Remembering Local Clip adjustments

    When the clipping level for a branch is adjusted using the "+" tools in front of statements, this action is recorded in a small in-memory data base. This database has room for 128 selections of "+" tools in each document. If the 129th entry is made into this database, the oldest entry is purged.

Fast Commands

    Double clicking the mouse button with the cursor positioned over a link (or word or style delimited phrase) is equivalent to doing a Jump Link command with the Mark option and positioning the hand over the link (or word or style delimited phrase).

    An alternate behavior is available by selecting the Command Key Jump selection in the Behave menu. With this item selected a Fast Jump Link is performed when the mouse button is clicked while holding down the Command Key. The double click of the mouse button reverts to the popular "select word" of Macintosh word processors.

    Jumping to a particular statement visible on the screen can be done with a Jump Mark operation (Command M) which ends with a Jump Confirmation dialog unless the "No Jump Confirm" option is selected. If the "Jmp" tool is selected while holding down the Command Key then the Jump confirmation dialog is not presented regardless of the "No Jump Confirm" selection.

    All keyboard accelerators are displayed with the Show Keyboard shortcuts option of the Edit menu is selected.

Option Settings

    Option settings are stored with each Thinker document. When Thinker is launched by double clicking on a document icon, the options for that document are used to control the initial behavior of Thinker. The options are not changed when you jump to a new document. If you want to use the options associated with a new document, select the Get Options item from the File menu.

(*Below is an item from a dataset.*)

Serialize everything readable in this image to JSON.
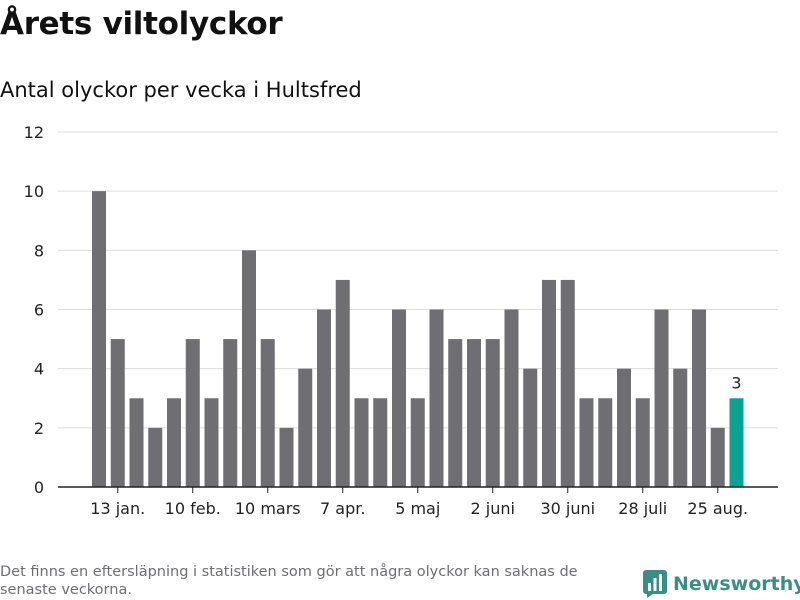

    Similarly the active options are not automatically saved with a document. If you want to save the current option settings so that they will be in force when the Thinker is launched for a particular document, select the Save Options item from the File menu.

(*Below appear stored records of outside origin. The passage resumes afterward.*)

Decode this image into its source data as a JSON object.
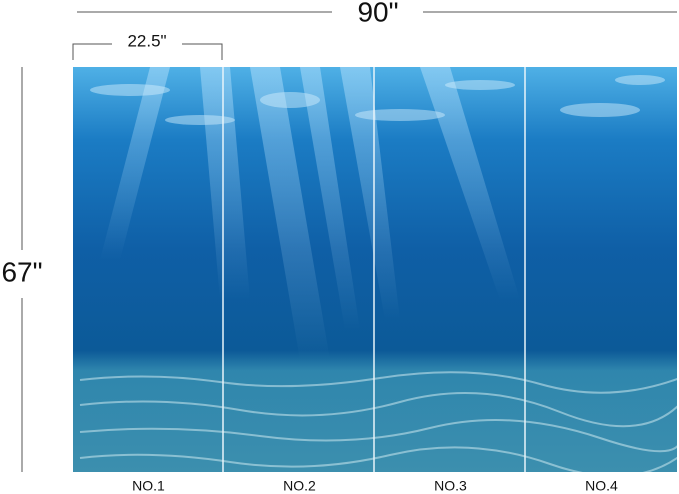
{
  "dimensions": {
    "width": "90\"",
    "height": "67\"",
    "panel_width": "22.5\""
  },
  "panels": [
    "NO.1",
    "NO.2",
    "NO.3",
    "NO.4"
  ]
}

    The entire Thinker environment of all open windows is saved if the shift key is held down when Save Options is selected. Launching Thinker from a document with options saved this way will cause the same multiwindow, multifile environment to be restored.

Cursor Position

    When one attempts to place the cursor at the very end of a line, the cursor will show up at the beginning of the next line unless the line is the last line of a statement. This position at the beginning of the next line represents where any typed characters would appear on the screen. Putting the cursor at the end of the line would be misleading as the word wrap feature will immediately spill any typed characters over onto the next line.

Read Cache

    In order to improve the performance of Thinker when operating on files that are accessed via a network, Thinker maintains a small cache of blocks of the file. The only significance of this cache is that it consumes memory.

Carriage Return Behavior

    The behavior of the carriage return key is unlike the standard Mac behavior unless "Return Equals Split" is selected in the Behave menu. Holding the shift key reverses the effect of the "Return Equals Split" behavior setting.

Accelerated Commands

    The Jmp, Delete, Cpy, and Mov tools have an accelerated mode. As long as the command key is held down, the dialog box that might be expected is omitted and the highlighted option is automatically selected. Thus, holding down the Command key while selecting Cpy assumes that you wish to copy the Marked Branch and immediately changes to a pointing hand to mark the branch to copy. If you continue to hold down the command key when the branch is marked it is assumed that you wish to mark the destination of the copy and the pointer remains a pointer hand. If you continue to hold down the command key as you mark the destination branch it is assumed that you wish the copied branch at the same level as the destination.